Crystal goes to talk to Ken and asks how he feels. Ken says everyone tried today except Gillian. He blames her for their loss. Crystal agrees, and so does Matty.
Gillian, meanwhile, is working Susie, telling her they’ll vote off the old women and Susie will go after her. Gillian wants to work some surprise vote. Gillian says there are weak young people, namely Ken.
GC thinks they need food, and Randy offers up his eyeglasses, making a fishing hook out of a metal piece. GC gives up his shoestring. The women found six worms. So it’s a team effort, although I don’t know how Randy’s going to see from now on.
So GC and Ken go off to fish, and they actually catch something. Five little fish, to be exact. They wrap them in leaves and cook them, finally getting some protein, GC says. They’re rightly very proud of themselves.
Dan returns. But he tells them Exile was a horrible place, and says he can’t really talk about it but there’s a choice there and he made a bad one. He says they need to think about who to send when it’s their turn, because a strong player might find the idol. GC thinks he’s acting weird, and that he might have really found the idol.
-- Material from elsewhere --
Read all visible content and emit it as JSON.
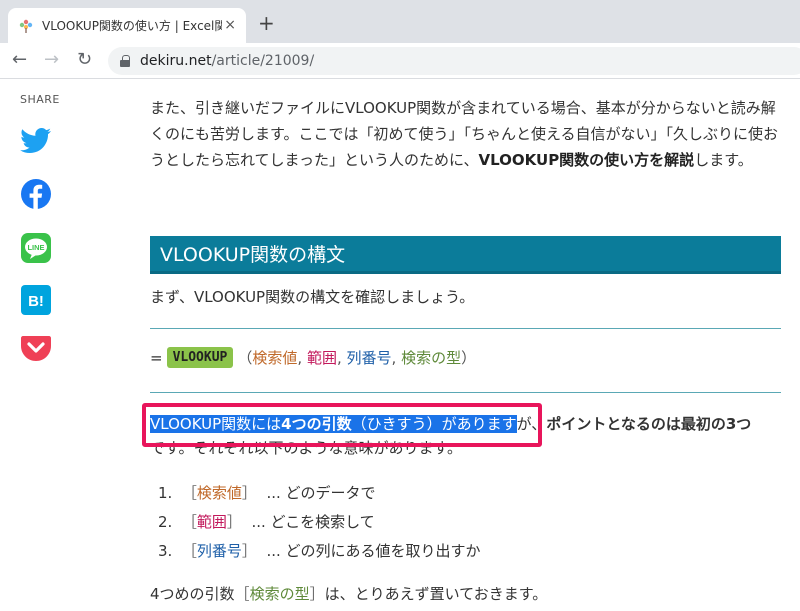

Crystal, Ken and GC feel Dan and Gillian are on the block, because they all think he’s got the idol, because he’s acting weird. Randy says no, he thinks Dan is just tired. Crystal and Matty talk about whether it should be Dan or Gillian. They don’t trust Dan, because he’s a lawyer.
Old And Loud Loses
At Fang’s second tribal council, GC admits he quit as leader. Susie says Gillian voiced an opinion and GC felt attacked. Randy says they’ve got eight individuals, period. “I wouldn’t want to lead this bunch either.” Clearly, from his past comments about waiting for them all to fail.
Dan says it’s a lack of leadership, and understands no one wants to be voted off for being leader. GC says someone else should step up. Crystal says in day to day chores, they don’t really need a leader. But someone needs to get them together to win challenges. Gillian agrees.
GC tells about the fishing hook. Jeff looks impressed. Dan says Exile messes with your mind. Crystal admits of course they talked about it. She says she does think Dan has the idol. He dumps out his bag to prove he doesn’t have it. He says he doesn’t lie.
And in the vote, it’s clearly Gillian, although I think Ken gets one vote. So she’s out, and Randy smirks.
In her post-boot confessional, Gillian tells us she wishes she’d lasted longer, and perhaps she should have been more under the radar.
Fang still has problems, with no leader, and there’s some sort of physical struggle in challenge.